Jake machte gar nicht erst den Versuch, sich zu verteidigen, indem er sich selbst als ein Opfer Butlers darstellte.

Er umklammerte den Telefonhörer, blieb jedoch stumm. Er würde nicht betteln.

Seit Wochenbeginn belagerten die Journalisten sein Haus und sein Büro. Er hatte alles versucht, den Medien seinen Stand der Dinge darzulegen. Doch die Presse drehte ihm das Wort im Mund herum und stellte ihn als Schuldigen in Butlers Unterschlagungsskandal hin.

Nach einem letzten Klicken im Telefonhörer ertönte das Freizeichen.

Einen Moment lang dachte Jake an Mitchell Butler und seine schöne Tochter. Hatte sie ihren Vater bei dessen Machenschaften unterstützt?

Jake Claiborne legte den Hörer auf. Sein Kopf begann zu schmerzen. Im Grunde hatte er mit einem solchen Anruf ohnehin gerechnet.

Er würde sich keine Gedanken über sie machen. Oder über die Nacht, die er in ihren Armen verbracht hatte. Oder darüber, wie kühl und unnahbar sie sich seitdem verhielt. Nicht, dass er ihr einen Vorwurf machen konnte, nein, überhaupt nicht. Schließlich hatten er und Hayes Daniels, Geschäftsführer im Unternehmen seines Zwillingsbruders, das FBI auf Mitchell gehetzt – genau nach der Nacht, in der er mit Alicia geschlafen hatte.

Zweifellos war sie so schuldig wie ihr Vater. Für eine solche Hexe auch nur den Hauch eines Gefühls zu empfinden, würde nur weiteres Unheil nach sich ziehen. Nein, er musste jetzt nach vorne schauen.
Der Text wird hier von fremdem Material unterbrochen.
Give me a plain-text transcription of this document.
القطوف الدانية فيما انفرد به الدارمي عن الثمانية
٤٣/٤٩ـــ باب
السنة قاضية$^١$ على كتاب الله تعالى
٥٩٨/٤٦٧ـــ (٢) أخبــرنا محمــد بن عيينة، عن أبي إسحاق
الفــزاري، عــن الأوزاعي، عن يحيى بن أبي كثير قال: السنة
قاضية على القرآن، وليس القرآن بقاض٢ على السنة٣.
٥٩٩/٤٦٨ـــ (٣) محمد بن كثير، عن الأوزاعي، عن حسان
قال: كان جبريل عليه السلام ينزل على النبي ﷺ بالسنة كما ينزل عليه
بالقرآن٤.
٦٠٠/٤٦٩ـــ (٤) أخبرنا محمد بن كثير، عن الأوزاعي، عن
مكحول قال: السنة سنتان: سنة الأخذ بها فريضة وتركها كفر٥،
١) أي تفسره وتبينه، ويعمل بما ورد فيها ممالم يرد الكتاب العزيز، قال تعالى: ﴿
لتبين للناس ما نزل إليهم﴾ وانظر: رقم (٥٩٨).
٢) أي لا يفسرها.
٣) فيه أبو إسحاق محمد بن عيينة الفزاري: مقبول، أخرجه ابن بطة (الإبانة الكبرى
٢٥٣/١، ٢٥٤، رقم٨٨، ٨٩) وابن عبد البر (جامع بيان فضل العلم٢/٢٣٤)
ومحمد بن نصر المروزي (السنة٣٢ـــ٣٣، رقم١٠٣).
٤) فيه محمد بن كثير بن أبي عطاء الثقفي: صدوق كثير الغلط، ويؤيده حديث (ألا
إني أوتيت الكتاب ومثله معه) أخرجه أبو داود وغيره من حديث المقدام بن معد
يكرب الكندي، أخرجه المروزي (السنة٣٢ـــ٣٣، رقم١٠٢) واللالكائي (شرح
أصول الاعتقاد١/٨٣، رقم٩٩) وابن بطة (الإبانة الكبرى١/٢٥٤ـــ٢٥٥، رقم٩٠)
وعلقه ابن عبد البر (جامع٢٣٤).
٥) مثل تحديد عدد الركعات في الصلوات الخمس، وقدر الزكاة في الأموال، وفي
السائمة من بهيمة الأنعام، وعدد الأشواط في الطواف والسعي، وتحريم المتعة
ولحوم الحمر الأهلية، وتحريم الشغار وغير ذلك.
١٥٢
Sein Blick blieb auf dem von ihm eigenhändig gebauten Modell von New Orleans hängen, das faszinierend naturgetreu wirkte. Die Miniatur des geradezu unverschämt futuristischen Stadions, das er und sein Team noch bis vor wenigen Augenblicken hatten bauen wollen, schien ihn zu verhöhnen, was den Schmerz in seiner rechten Schläfe noch verschlimmerte.

Denk nicht an sie.

Noch vor sechs Wochen war Mitchell Butler ein reicher, mächtiger und angesehener Mann gewesen. Seine Werft war inzwischen zahlungsunfähig, und die Fusionspläne mit Claiborne Energie gehörten der Vergangenheit an. Seine behütete Tochter hatte ihren Job als Redakteurin beim Louisiana Observer verloren. Millionen von Dollar waren von Butlers Bankkonto auf den Kayman-Inseln verschwunden. Oder waren es Milliarden? Die in den Medien genannten Zahlen schnellten in astronomische Höhen.

Mitchell war pleite und mit ihm seine Investoren. Butler, der meistgehasste Mann in Louisiana, hatte außer Jake noch eine ganze Menge anderer Leute in den Ruin getrieben.
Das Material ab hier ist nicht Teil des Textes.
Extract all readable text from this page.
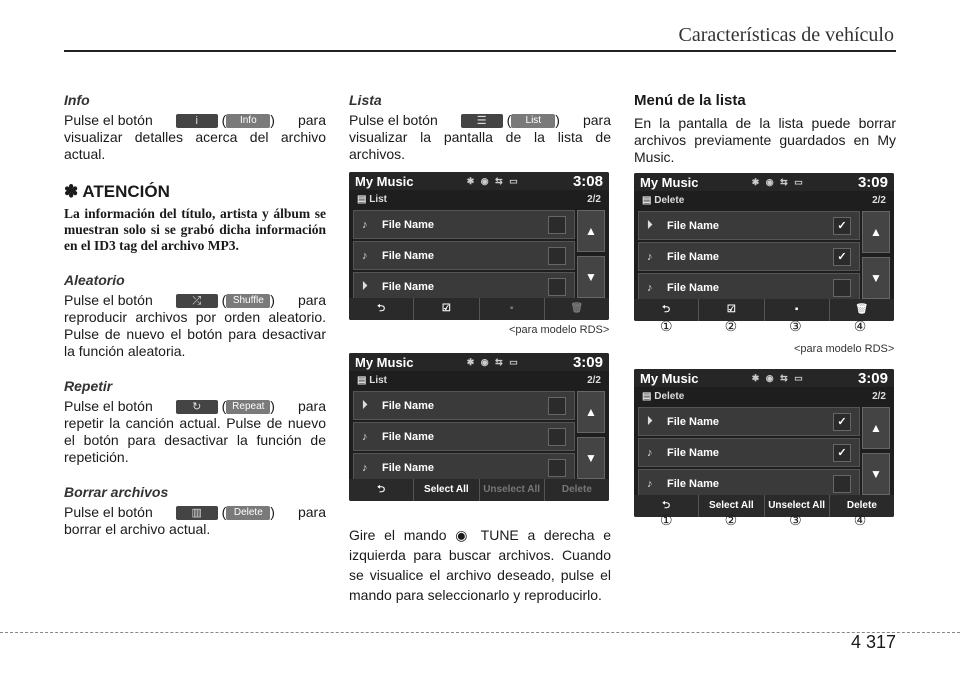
Características de vehículo

Info

Pulse el botón	i ( Info ) para

visualizar detalles acerca del archivo actual.

✽ ATENCIÓN

La información del título, artista y álbum se muestran solo si se grabó dicha información en el ID3 tag del archivo MP3.

Aleatorio

Pulse el botón	⤮ ( Shuffle ) para

reproducir archivos por orden aleatorio. Pulse de nuevo el botón para desactivar la función aleatoria.

Repetir

Pulse el botón	↻ ( Repeat ) para

repetir la canción actual. Pulse de nuevo el botón para desactivar la función de repetición.

Borrar archivos

Pulse el botón	▥ ( Delete ) para

borrar el archivo actual.

Lista

Pulse el botón	☰ ( List ) para

visualizar la pantalla de la lista de archivos.

My Music	✱ ◉ ⇆ ▭	3:08
▤ List	2/2
♪	File Name
♪	File Name
⏵	File Name
▲
▼
⮌	☑	▪	🗑
<para modelo RDS>
My Music	✱ ◉ ⇆ ▭	3:09
▤ List	2/2
⏵	File Name
♪	File Name
♪	File Name
▲
▼
⮌	Select All	Unselect All	Delete
Gire el mando ◉ TUNE a derecha e izquierda para buscar archivos. Cuando se visualice el archivo deseado, pulse el mando para seleccionarlo y reproducirlo.

Menú de la lista

En la pantalla de la lista puede borrar archivos previamente guardados en My Music.

My Music	✱ ◉ ⇆ ▭	3:09
▤ Delete	2/2
⏵	File Name	✓
♪	File Name	✓
♪	File Name
▲
▼
⮌	☑	▪	🗑
①	②	③	④
<para modelo RDS>
My Music	✱ ◉ ⇆ ▭	3:09
▤ Delete	2/2
⏵	File Name	✓
♪	File Name	✓
♪	File Name
▲
▼
⮌	Select All	Unselect All	Delete
①	②	③	④
4 317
Am liebsten hätte Jake die kleine Modellstadt auf dem Boden zerschmettert, doch er beherrschte sich und balle nur die Hände zu Fäusten. Er brauchte jetzt unbedingt einen Moment für sich, um nicht mehr an die Butlers zu denken und wieder zu sich zu kommen.

Wie sollte er seinen Angestellten die schlechte Nachricht beibringen?

Am besten, er stellte sich ihnen gleich. Dann hatte er es hinter sich.

Er schob die Hände in die Taschen seiner verblichenen Jeans und ging von seinem Büro in das seiner Sekretärin.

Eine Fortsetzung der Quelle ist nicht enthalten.